This short exercise previews the JKP factor dataset used in Coursework
2. Load a small sample CSV, compute quick stats, and (optionally) run a
one‑line CAPM alpha.

In [7]:
# JKP sample (course mirror) — small monthly slice with MKT, SMB, HML, MOM
import pandas as pd, os
import statsmodels.api as sm

# Prefer local file during site build; fall back to raw GitHub if needed
local_path = os.path.join('..','resources','jkp-sample.csv')
if os.path.exists(local_path):
    jkp = pd.read_csv(local_path, parse_dates=['date']).set_index('date').sort_index()
else:
    # Use public notebooks repo URL for Colab
    url = "https://raw.githubusercontent.com/quinfer/fin510-colab-notebooks/main/resources/jkp-sample.csv"
    jkp = pd.read_csv(url, parse_dates=['date']).set_index('date').sort_index()

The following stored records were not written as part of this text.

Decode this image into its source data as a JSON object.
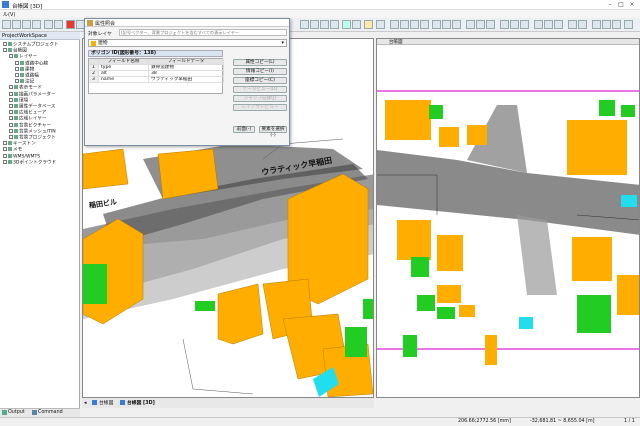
{
  "app": {
    "title": "台帳図 [3D]"
  },
  "menu": {
    "first": "ル(V)"
  },
  "left_panel": {
    "header": "ProjectWorkSpace",
    "tree": [
      {
        "label": "システムプロジェクト",
        "indent": 0
      },
      {
        "label": "台帳図",
        "indent": 0
      },
      {
        "label": "レイヤー",
        "indent": 1
      },
      {
        "label": "道路中心線",
        "indent": 2
      },
      {
        "label": "建物",
        "indent": 2
      },
      {
        "label": "道路幅",
        "indent": 2
      },
      {
        "label": "注記",
        "indent": 2
      },
      {
        "label": "表示モード",
        "indent": 1
      },
      {
        "label": "描画パラメーター",
        "indent": 1
      },
      {
        "label": "環境",
        "indent": 1
      },
      {
        "label": "属性データベース",
        "indent": 1
      },
      {
        "label": "広域ビューア",
        "indent": 1
      },
      {
        "label": "広域レイヤー",
        "indent": 1
      },
      {
        "label": "背景ビクチャー",
        "indent": 1
      },
      {
        "label": "背景メッシュ/TIN",
        "indent": 1
      },
      {
        "label": "背景プロジェクト",
        "indent": 1
      },
      {
        "label": "キーストン",
        "indent": 0
      },
      {
        "label": "メモ",
        "indent": 0
      },
      {
        "label": "WMS/WMTS",
        "indent": 0
      },
      {
        "label": "3Dポイントクラウド",
        "indent": 0
      }
    ],
    "bottom_tabs": [
      "Output",
      "Command"
    ]
  },
  "attr_window": {
    "title": "属性照会",
    "target_layer_label": "対象レイヤ",
    "layer_search_placeholder": "(記号ベクター、背景プロジェクトを含むすべての表示レイヤー",
    "selected_layer": "建物",
    "object_header": "ポリゴン ID(図形番号：138)",
    "table_headers": [
      "フィールド名称",
      "フィールドデータ"
    ],
    "rows": [
      {
        "no": "1",
        "name": "type",
        "value": "鉄骨造建物"
      },
      {
        "no": "2",
        "name": "alt",
        "value": "38"
      },
      {
        "no": "3",
        "name": "name",
        "value": "ウラティック早稲田"
      }
    ],
    "buttons": [
      "属性コピー(L)",
      "情報コピー(I)",
      "座標コピー(C)",
      "データピュー(D)",
      "ジャンプ記録(J)",
      "レイアウトピュー"
    ],
    "footer_buttons": [
      "前面(-)",
      "要素を選択(-)"
    ]
  },
  "map_left": {
    "tab_label": "台帳図",
    "map_labels": [
      "ウラティック早稲田",
      "稲田ビル"
    ]
  },
  "map_right": {
    "tab_label": "台帳図"
  },
  "map_tabs": [
    "台帳図",
    "台帳図 [3D]"
  ],
  "status": {
    "coords1": "206.66;2772.56 [mm]",
    "coords2": "-32,681.81 ~ 8,655.04 [m]",
    "page": "1 / 1"
  },
  "colors": {
    "building": "#ffae00",
    "green": "#22cc22",
    "cyan": "#22ddee",
    "magenta": "#dd22dd",
    "selection": "#0058b0"
  }
}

# Summary stats and quick cumulative return for MOM
summary = jkp[['MKT','SMB','HML','MOM']].describe().round(3)
cum = (1 + jkp['MOM']).cumprod() - 1
summary.tail(3), cum.tail()

# Optional: CAPM alpha (no HAC here — use HAC in the assessment)
ls = jkp['MOM'].dropna()
mkt = jkp['MKT'].reindex(ls.index)
capm = sm.OLS(ls, sm.add_constant(mkt)).fit()
float(capm.params['const']), float(capm.tvalues['const'])

(0.005408343449950338, 1.763810502676042)

Notes - In the assessment you will use a larger CSV downloaded from the
JKP portal and apply HAC standard errors. - Keep scope tight (few
factors, limited window) and focus on quality of evidence.

## Quick Leakage Check (Practice)

In [8]:
# Ensure prediction tasks shift the target correctly
import pandas as pd

# Intentionally wrong design (no shift) for demonstration
X_wrong = jkp[['MKT','SMB','HML','MOM']].dropna()
y_next   = jkp['MOM'].shift(-1)               # next-month target

# Overlap of indices indicates potential leakage if you don't drop/shift properly
overlap = X_wrong.index.intersection(y_next.dropna().index)
print("Potential leakage rows with wrong design:", len(overlap))

# Correct design: predictors at t, target at t+1 → align and drop NA
X = jkp[['MKT','SMB','HML']].shift(0)
y = jkp['MOM'].shift(-1)
df = pd.concat([X, y.rename('y')], axis=1).dropna()
print("Rows after proper shift/drop:", len(df))

Potential leakage rows with wrong design: 9
Rows after proper shift/drop: 9